ローソンは受賞歴ある蒸留所のハイボールと、税込130円からの低価格サワーを同時に展開します。発売は4月21日から順次、全国約14,000店の酒類取り扱い店舗で実施されます。高価格帯は「嘉之助」や「コンパスボックス」を活用します。低価格帯は「明日のサワー」や「ゼロサワー」を並走させます。売場拡大も伴う本施策は、何を変えるのでしょうか。
受賞ウイスキー採用の高付加価値と、平均価格以下の低価格で需要を取り込む新ラインアップ
高付加価値の核はハイボールです。税込660円の「嘉之助 シングルモルトハイボール350ml」と、税込618円の「コンパスボックス オーチャードハウスハイボール350ml」を発売します。嘉之助は世界規模の品評会で3年連続ゴールドを受賞したシングルモルトを採用します。コンパスボックスは専門誌で多数の受賞歴があるブレンデッドモルトを用います。店頭では高付加価値の酒類売場を従来の約2倍に拡大します。4月28日には「嘉之助 シングルモルト200ml(税込2,970円)」をローソン先行で投入します。

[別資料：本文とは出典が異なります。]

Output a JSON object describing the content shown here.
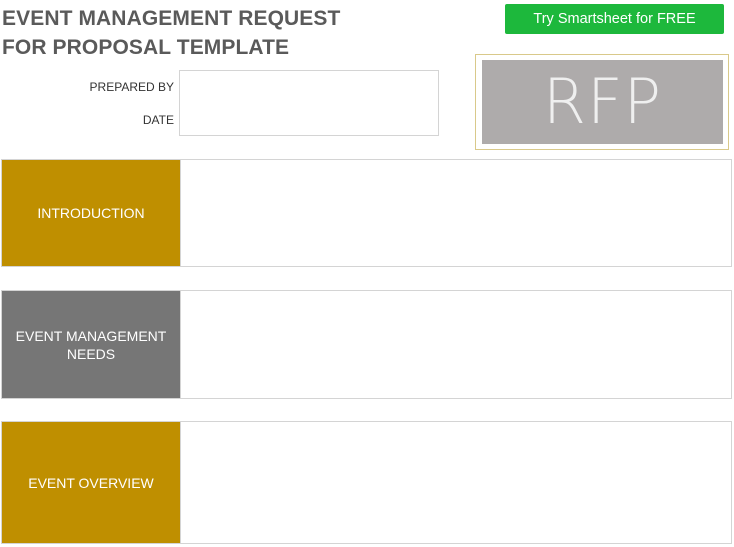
{
  "header": {
    "title_line1": "EVENT MANAGEMENT REQUEST",
    "title_line2": "FOR PROPOSAL TEMPLATE",
    "cta_label": "Try Smartsheet for FREE",
    "cta_color": "#1db83c"
  },
  "meta": {
    "prepared_by_label": "PREPARED BY",
    "prepared_by_value": "",
    "date_label": "DATE",
    "date_value": ""
  },
  "logo": {
    "text": "RFP",
    "background": "#aeabab"
  },
  "sections": [
    {
      "label": "INTRODUCTION",
      "color": "#bf8f00",
      "content": ""
    },
    {
      "label": "EVENT MANAGEMENT NEEDS",
      "color": "#767676",
      "content": ""
    },
    {
      "label": "EVENT OVERVIEW",
      "color": "#bf8f00",
      "content": ""
    }
  ]
}
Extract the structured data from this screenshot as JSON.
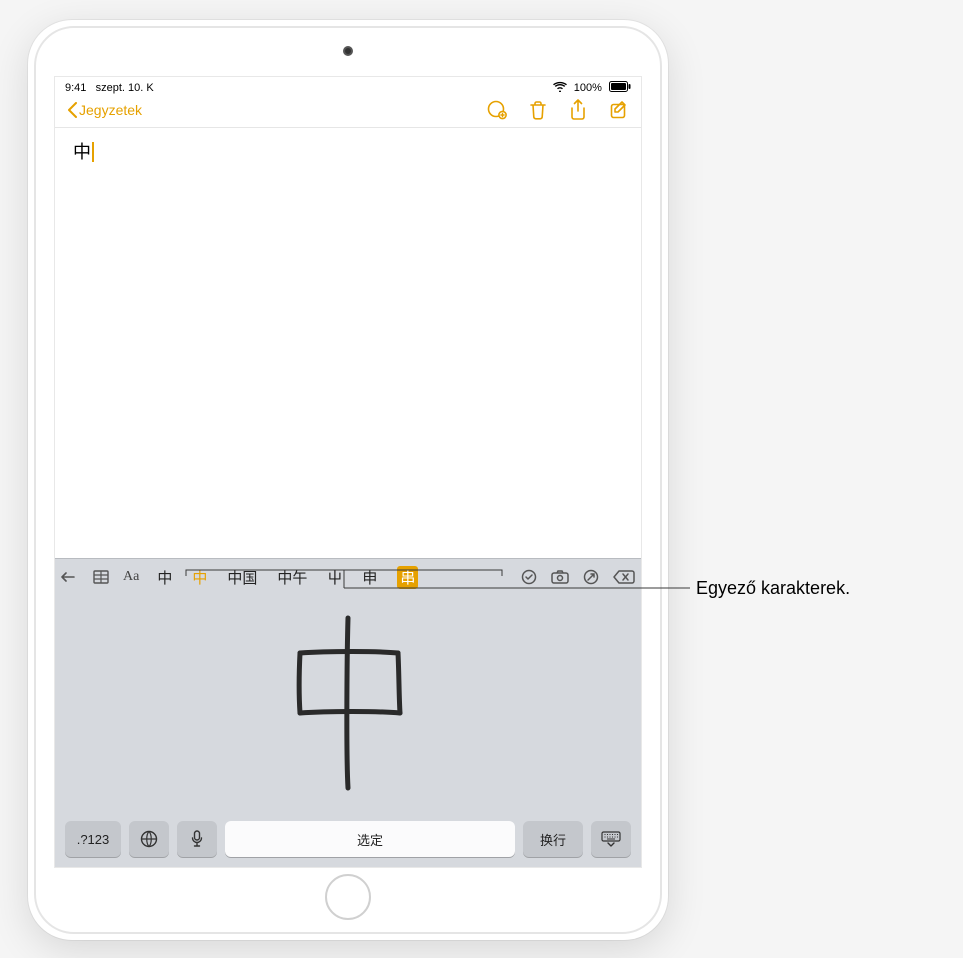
{
  "status": {
    "time": "9:41",
    "date": "szept. 10. K",
    "battery_pct": "100%"
  },
  "nav": {
    "back_label": "Jegyzetek"
  },
  "note": {
    "content": "中"
  },
  "candidates": {
    "items": [
      {
        "text": "中",
        "style": "plain"
      },
      {
        "text": "中",
        "style": "sel"
      },
      {
        "text": "中国",
        "style": "plain"
      },
      {
        "text": "中午",
        "style": "plain"
      },
      {
        "text": "屮",
        "style": "plain"
      },
      {
        "text": "申",
        "style": "plain"
      },
      {
        "text": "串",
        "style": "hl"
      }
    ]
  },
  "keys": {
    "num_label": ".?123",
    "space_label": "选定",
    "return_label": "换行"
  },
  "callout": {
    "text": "Egyező karakterek."
  }
}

低価格帯は平均価格以下でそろえます。ローソンの洋酒・酎ハイ平均価格は350mlが約170円、500mlが約220円です。ここに対して「サントリー 明日のサワー 無糖レモン350ml(税込130円)」「同500ml(税込185円)」「アセロラ350ml(税込130円)」「同500ml(税込185円)」「ダブルグレープフルーツ350ml(税込130円)」「同500ml(税込185円)」を4月21日に発売します。糖類ゼロとプリン体ゼロ、クエン酸配合で、ポップなパッケージに設計します。ゼロサワーシリーズも継続し、4月28日に「サンガリア ゼロサワーラムネ350ml(税込114円)」「同500ml(税込150円)」、5月26日に「ゼロサワー塩と梅350ml(税込114円)」「同500ml(税込150円)」を加えます。
導入背景には需要の二極化があります。ローソンは2024年以降、高付加価値のハイボールとジンカクテルを強化しました。2024年発売の「バスカーハイボール」は発売3日で定番のトップ売れ筋を上回り、カテゴリー1位となりました。2025年9月発売「ザ・ラディ・ハイボール」は税込600円ながら初日の販売高が酒類全体で1位となりました。その結果、2025年の洋酒・酎ハイ売上は前年比約1割増となり、酒全体も前年を上回りました。一方で物価高の中、価格志向も強まっています。そこで通年の低価格帯として「明日のサワー」6品を留め型で用意します。
販売スケジュールは明確です。4月21日から順次、全国の酒類取り扱いローソンで計13品を展開します。高価格帯では「嘉之助 シングルモルトハイボール350ml(税込660円)」と「コンパスボックス オーチャードハウスハイボール350ml(税込618円)」を起点に、4月28日に「嘉之助 シングルモルト200ml(税込2,970円)」を追加します。低価格帯は4月21日に「明日のサワー」3フレーバーの350mlと500ml、4月28日にゼロサワーラムネ、5月26日にゼロサワー塩と梅を順次発売します。店舗は「ローソンストア100」を除き、約14,000店が対象です。
商品特徴は明確です。嘉之助ハイボールは芳醇な香りと奥行きある味わいを炭酸の爽快感で広げます。コンパスボックスのハイボールはフルーティーで軽快な味わいが特徴です。明日のサワーは無糖レモン、アセロラ、ダブルグレープフルーツの構成で、糖類ゼロとプリン体ゼロを基準に設計します。ゼロサワーはラムネ、塩と梅で、すっきりとした飲み心地を訴求します。食品表示基準に基づき、100mlあたり0.5g未満を糖類ゼロ、0.5mg未満をプリン体ゼロと定義します。
受賞歴ウイスキーの訴求と売場の2倍拡大は、高単価の選択肢を常態化させる打ち手です。平均価格以下の明日のサワー通年化は、物価高局面での来店頻度維持に寄与しやすい構成です。